At the same time, however, militant Islamic propaganda has been a factor in recent terrorist attacks and foiled attempts in this country.
Major Nidal Hasan, the suspect in 2009 shootings at Fort Hood, Texas, is believed to have been inspired by the Internet postings of violent Islamic extremists, as was Faisal Shahzad, who pleaded guilty to terrorism charges in the attempted car bombing in Times Square.
After he took office, Obama pledged a new beginning in the US relationship with the Muslim world. His national security strategy dropped rhetorical references to Islamic radicalism, as Obama said that such inflammatory language linking Islam to the terrorist threat feeds Al Qaeda propaganda and could alienate moderate Muslims.
The White House is close to finalizing a strategy for countering violent extremism. McDonough leads a group of federal agencies and offices focused on finding ways to confront the problem.

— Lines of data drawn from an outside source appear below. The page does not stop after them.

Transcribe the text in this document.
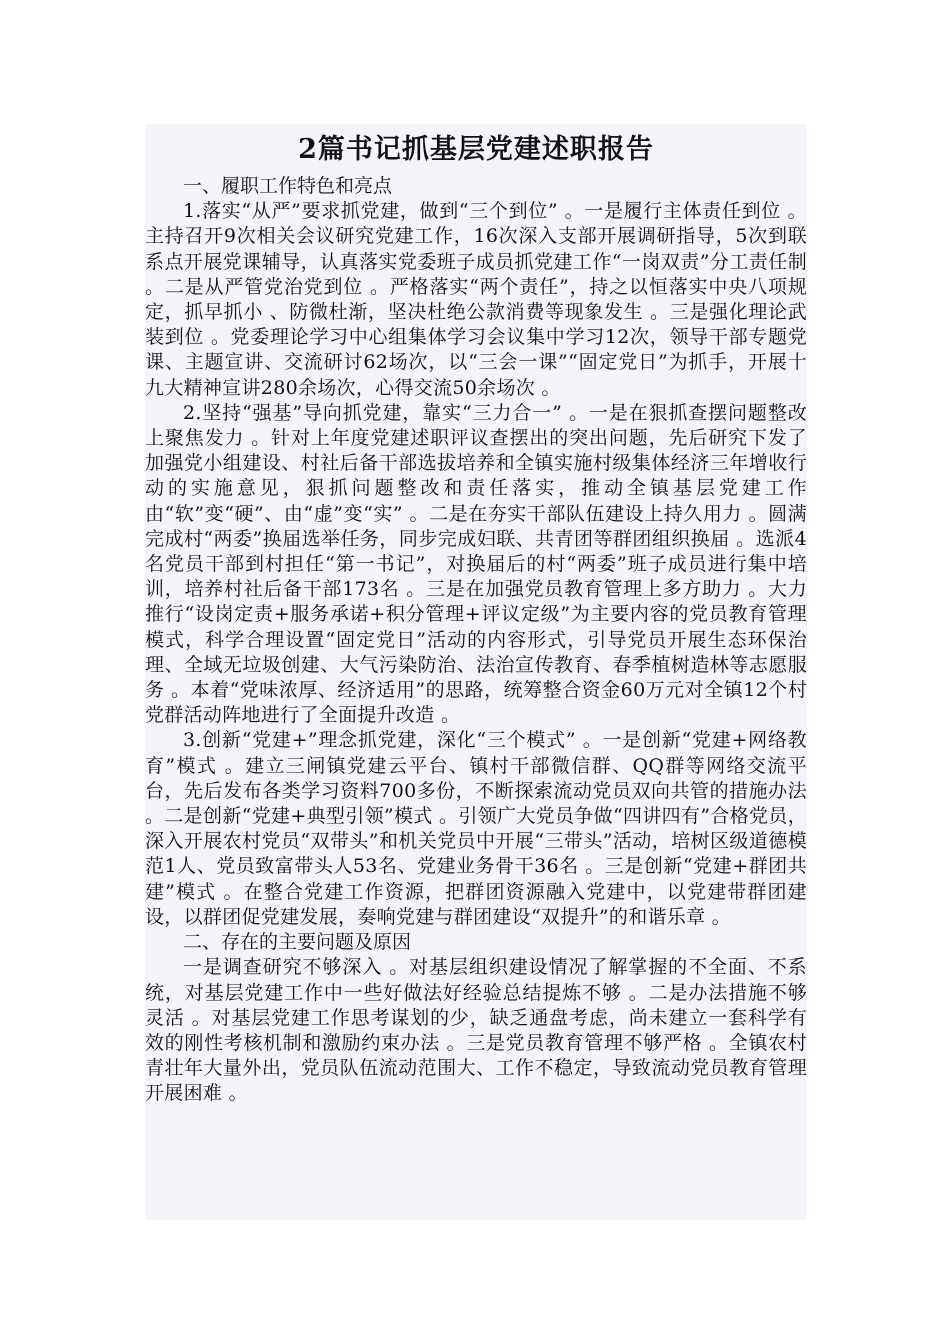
2篇书记抓基层党建述职报告

一、履职工作特色和亮点

1.落实“从严”要求抓党建，做到“三个到位” 。一是履行主体责任到位 。主持召开9次相关会议研究党建工作，16次深入支部开展调研指导，5次到联系点开展党课辅导，认真落实党委班子成员抓党建工作“一岗双责”分工责任制 。二是从严管党治党到位 。严格落实“两个责任”，持之以恒落实中央八项规定，抓早抓小 、防微杜渐，坚决杜绝公款消费等现象发生 。三是强化理论武装到位 。党委理论学习中心组集体学习会议集中学习12次，领导干部专题党课、主题宣讲、交流研讨62场次，以“三会一课”“固定党日”为抓手，开展十九大精神宣讲280余场次，心得交流50余场次 。

2.坚持“强基”导向抓党建，靠实“三力合一” 。一是在狠抓查摆问题整改上聚焦发力 。针对上年度党建述职评议查摆出的突出问题，先后研究下发了加强党小组建设、村社后备干部选拔培养和全镇实施村级集体经济三年增收行动的实施意见，狠抓问题整改和责任落实，推动全镇基层党建工作由“软”变“硬”、由“虚”变“实” 。二是在夯实干部队伍建设上持久用力 。圆满完成村“两委”换届选举任务，同步完成妇联、共青团等群团组织换届 。选派4名党员干部到村担任“第一书记”，对换届后的村“两委”班子成员进行集中培训，培养村社后备干部173名 。三是在加强党员教育管理上多方助力 。大力推行“设岗定责+服务承诺+积分管理+评议定级”为主要内容的党员教育管理模式，科学合理设置“固定党日”活动的内容形式，引导党员开展生态环保治理、全域无垃圾创建、大气污染防治、法治宣传教育、春季植树造林等志愿服务 。本着“党味浓厚、经济适用”的思路，统筹整合资金60万元对全镇12个村党群活动阵地进行了全面提升改造 。

3.创新“党建+”理念抓党建，深化“三个模式” 。一是创新“党建+网络教育”模式 。建立三闸镇党建云平台、镇村干部微信群、QQ群等网络交流平台，先后发布各类学习资料700多份，不断探索流动党员双向共管的措施办法 。二是创新“党建+典型引领”模式 。引领广大党员争做“四讲四有”合格党员，深入开展农村党员“双带头”和机关党员中开展“三带头”活动，培树区级道德模范1人、党员致富带头人53名、党建业务骨干36名 。三是创新“党建+群团共建”模式 。在整合党建工作资源，把群团资源融入党建中，以党建带群团建设，以群团促党建发展，奏响党建与群团建设“双提升”的和谐乐章 。

二、存在的主要问题及原因

一是调查研究不够深入 。对基层组织建设情况了解掌握的不全面、不系统，对基层党建工作中一些好做法好经验总结提炼不够 。二是办法措施不够灵活 。对基层党建工作思考谋划的少，缺乏通盘考虑，尚未建立一套科学有效的刚性考核机制和激励约束办法 。三是党员教育管理不够严格 。全镇农村青壮年大量外出，党员队伍流动范围大、工作不稳定，导致流动党员教育管理开展困难 。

Yesterday, McDonough said the strategy would involve continuing efforts to understand the process of radicalization, as well as further outreach to Islamic communities in the United States.
The first Muslim elected to the House, Representative Keith Ellison, said that although it’s proper to investigate radicalization, he thinks it is wrong to single out one religion.
“To say we’re going to investigate a religious minority, and a particular one, I think is the wrong course of action to take,’’ said Ellison, a Minnesota Democrat.